Primary sector (agriculture and forestry)	- 15%

Secondary sector (manufacturing and construction)	- 49%

Tertiary sector (services)	- 36%

==Education==
Kaneyama has three public elementary schools and one public middle school operated by the city government and one public high school operated by the Yamagata Prefectural Board of Education.

==Transportation==
===Railways===
Kaneyama does not have any passenger railway service.
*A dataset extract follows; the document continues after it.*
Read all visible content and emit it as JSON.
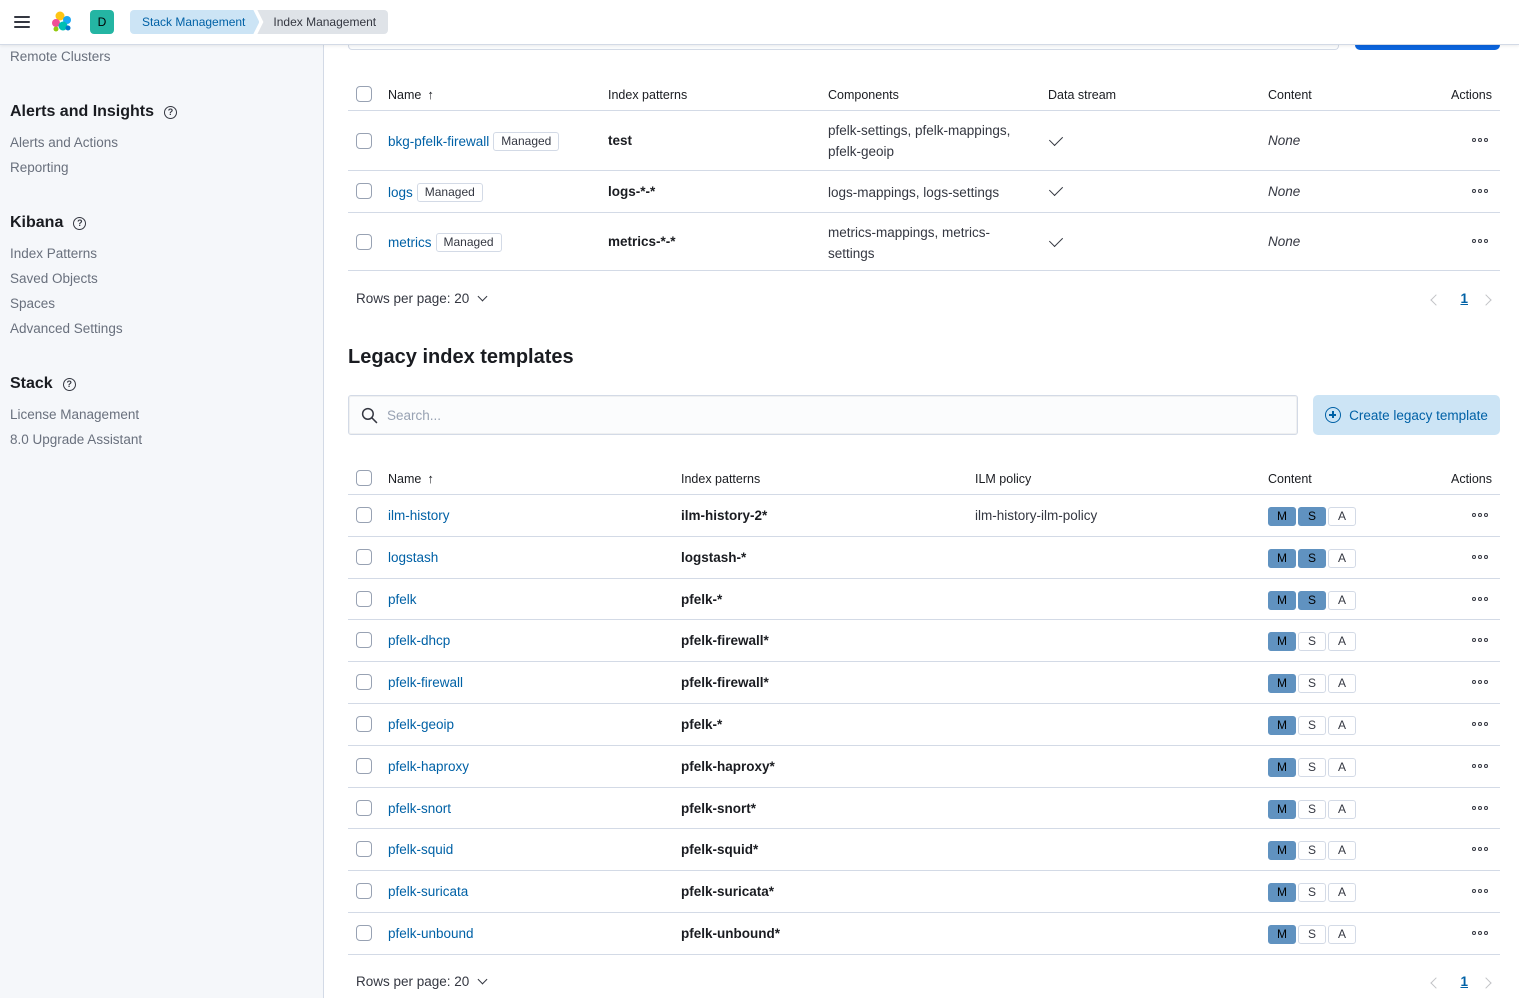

The nearest Shinkansen station is in neighbouring Shinjō.

==Local attractions==
===Isabella Bird Memorial===
British explorer Isabella Bird mentioned Kaneyama favourably in her account of her 1878 travels in Japan, Unbeaten Tracks in Japan:

"After leaving Shinjō this morning we crossed over a steep ridge into a singular basin of great beauty, with a semi-circle of pyramidal hills, rendered more striking by being covered to their summits with pyramidal cryptomeria, and apparently blocking all northward progress. At their feet lies Kanayama in a romantic situation, and, though I arrived as early as noon, I am staying for a day or two, for my room at the Transport Office is cheerful and pleasant, the agent is most polite, a very rough region lies before me, and Ito has secured a chicken for the first time since leaving Nikkō!"

A monument commemorating Isabella Bird can be seen in the town centre.